Phase correction for ALMA - Investigating water vapour radiometer scaling:The long-baseline science verification data case study

TL;DR

This paper investigates the application of a scaling factor to water vapour radiometer solutions in ALMA data, demonstrating that it can enhance phase stability and image quality, especially at high frequencies and long baselines.

Contribution

The study introduces a method to apply a scaling factor to WVR solutions, improving phase stability and image quality in ALMA long-baseline observations.

Findings

Reduced phase noise in 62 out of 75 datasets after WVR scaling

Signal-to-noise ratio improved in 33 of 39 datasets, up to 30%

Most effective at high frequencies (>450 GHz) and low PWV (<1mm) conditions

Abstract

The Atacama Large millimetre/submillimetre Array (ALMA) makes use of water vapour radiometers (WVR), which monitor the atmospheric water vapour line at 183 GHz along the line of sight above each antenna to correct for phase delays introduced by the wet component of the troposphere. The application of WVR derived phase corrections improve the image quality and facilitate successful observations in weather conditions that were classically marginal or poor. We present work to indicate that a scaling factor applied to the WVR solutions can act to further improve the phase stability and image quality of ALMA data.

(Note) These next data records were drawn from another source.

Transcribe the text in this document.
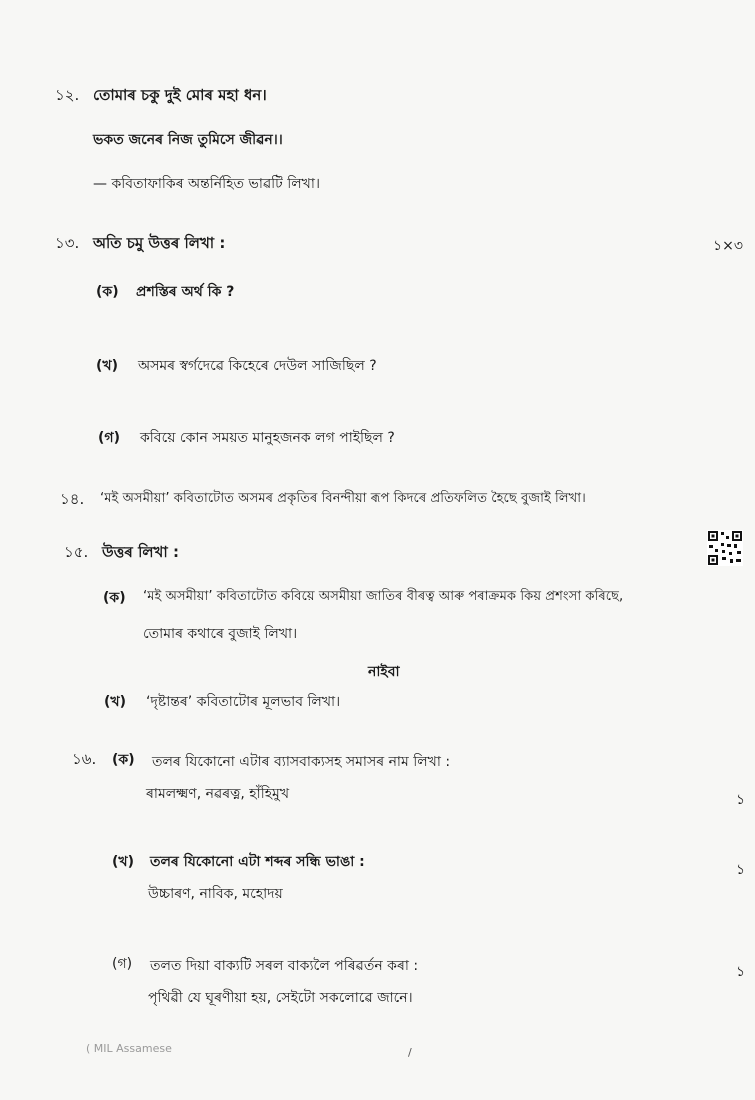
১২. তোমাৰ চকু দুই মোৰ মহা ধন।
ভকত জনেৰ নিজ তুমিসে জীৱন।।
— কবিতাফাকিৰ অন্তৰ্নিহিত ভাৱটি লিখা।
১৩. অতি চমু উত্তৰ লিখা :	১×৩
(ক) প্ৰশস্তিৰ অৰ্থ কি ?
(খ) অসমৰ স্বৰ্গদেৱে কিহেৰে দেউল সাজিছিল ?
(গ) কবিয়ে কোন সময়ত মানুহজনক লগ পাইছিল ?
১৪. ‘মই অসমীয়া’ কবিতাটোত অসমৰ প্ৰকৃতিৰ বিনন্দীয়া ৰূপ কিদৰে প্ৰতিফলিত হৈছে বুজাই লিখা।
১৫. উত্তৰ লিখা :
(ক) ‘মই অসমীয়া’ কবিতাটোত কবিয়ে অসমীয়া জাতিৰ বীৰত্ব আৰু পৰাক্ৰমক কিয় প্ৰশংসা কৰিছে,
তোমাৰ কথাৰে বুজাই লিখা।
নাইবা
(খ) ‘দৃষ্টান্তৰ’ কবিতাটোৰ মূলভাব লিখা।
১৬. (ক) তলৰ যিকোনো এটাৰ ব্যাসবাক্যসহ সমাসৰ নাম লিখা :
১
ৰামলক্ষ্মণ, নৱৰত্ন, হাঁহিমুখ
(খ) তলৰ যিকোনো এটা শব্দৰ সন্ধি ভাঙা :	১
উচ্চাৰণ, নাবিক, মহোদয়
(গ) তলত দিয়া বাক্যটি সৰল বাক্যলৈ পৰিৱৰ্তন কৰা :	১
পৃথিৱী যে ঘূৰণীয়া হয়, সেইটো সকলোৱে জানে।
( MIL Assamese	/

We find reduced phase noise statistics for 62 out of 75 datasets from the long-baseline science verification campaign after a WVR scaling factor is applied. The improvement of phase noise translates to an expected coherence improvement in 39 datasets. When imaging the bandpass source, we find 33 of the 39 datasets show an improvement in the signal-to-noise ratio (S/N) between a few to ~30 percent. There are 23 datasets where the S/N of the science image is improved: 6 by <1%, 11 between 1 and 5%, and 6 above 5%. The higher frequencies studied (band 6 and band 7) are those most improved, specifically datasets with low precipitable water vapour (PWV), <1mm, where the dominance of the wet component is reduced. Although these improvements are not profound, phase stability improvements via the WVR scaling factor come into play for the higher frequency (>450 GHz) and long-baseline (>5km) observations. These inherently have poorer phase stability and are taken in low PWV (<1mm) conditions for which we find the scaling to be most effective. A promising explanation for the scaling factor is the mixing of dry and wet air components, although other origins are discussed. We have produced a python code to allow ALMA users to undertake WVR scaling tests and make improvements to their data.